To tell the difference, pay attention to the pain itself. Heartburn causes a sharp pain with a burning sensation, said Neides; Angina involves more of a pressure sensation, like an elephant is sitting on your chest.
Unexplained Weight Loss
Easily attributed to: Normal weight fluctuation, stress
Could be a sign of: Cancer, thyroid disease, or a nutrient deficiency
Many men would rejoice after losing several pounds off the ol’ beer gut. But if you haven’t made any lifestyle changes and experience 10 to 15 pounds of weight loss in a fairly short period of time, something more serious could be at play. “Unintended weight loss is the key element here,” said Neides. “If you haven’t changed anything and suddenly your pants don’t fit, then you should see a doctor.”
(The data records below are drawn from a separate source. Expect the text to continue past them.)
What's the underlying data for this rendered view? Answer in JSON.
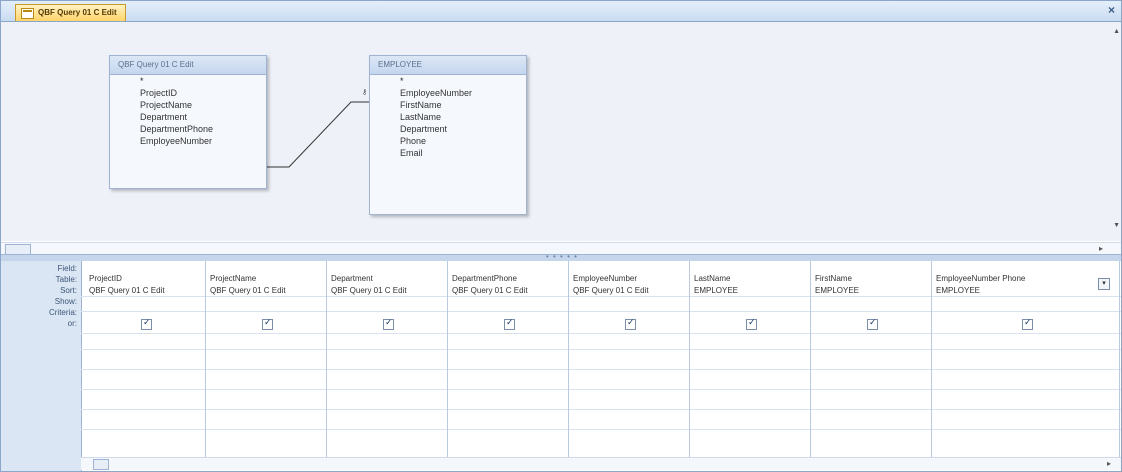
{
  "tab": {
    "label": "QBF Query 01 C Edit"
  },
  "tables": [
    {
      "title": "QBF Query 01 C Edit",
      "star": "*",
      "fields": [
        "ProjectID",
        "ProjectName",
        "Department",
        "DepartmentPhone",
        "EmployeeNumber"
      ]
    },
    {
      "title": "EMPLOYEE",
      "star": "*",
      "key_field": "EmployeeNumber",
      "fields": [
        "FirstName",
        "LastName",
        "Department",
        "Phone",
        "Email"
      ]
    }
  ],
  "row_labels": [
    "Field:",
    "Table:",
    "Sort:",
    "Show:",
    "Criteria:",
    "or:"
  ],
  "columns": [
    {
      "field": "ProjectID",
      "table": "QBF Query 01 C Edit",
      "show": true
    },
    {
      "field": "ProjectName",
      "table": "QBF Query 01 C Edit",
      "show": true
    },
    {
      "field": "Department",
      "table": "QBF Query 01 C Edit",
      "show": true
    },
    {
      "field": "DepartmentPhone",
      "table": "QBF Query 01 C Edit",
      "show": true
    },
    {
      "field": "EmployeeNumber",
      "table": "QBF Query 01 C Edit",
      "show": true
    },
    {
      "field": "LastName",
      "table": "EMPLOYEE",
      "show": true
    },
    {
      "field": "FirstName",
      "table": "EMPLOYEE",
      "show": true
    },
    {
      "field": "EmployeeNumber Phone",
      "table": "EMPLOYEE",
      "show": true
    }
  ],
  "icons": {
    "close": "close-icon",
    "tab": "query-icon"
  }
}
Easily attributed to: A serious coffee habit
Could be a sign of: Diabetes or enlarged prostate
When sugar builds up in the blood as a result of diabetes, your body flushes out the excess through the urine, causing more frequent trips to the bathroom. An enlarged prostate blocks the flow of urine and makes it more difficult to empty the bladder, which also causes more frequent bathroom trips. “There will always be some residual urine in the bladder,” said Neides. “But it should be a nominal amount, not enough to trigger him to return 20 minutes later to use the bathroom.”
Easily attributed to: Eating dark-colored foods
Could be a sign of: Ulcer, colon cancer
When blood mixes with feces, it turns black, signaling there’s bleeding happening in the gastrointestinal tract somewhere between the mouth and the large intestine. “You don’t want to ignore that, ever,” said Neides. “It could be a blood vessel that has ruptured. It could be an ulcer that’s bleeding in the stomach or the small intestine. Or it could be a sign of colon cancer.” All of these should be addressed by a doctor.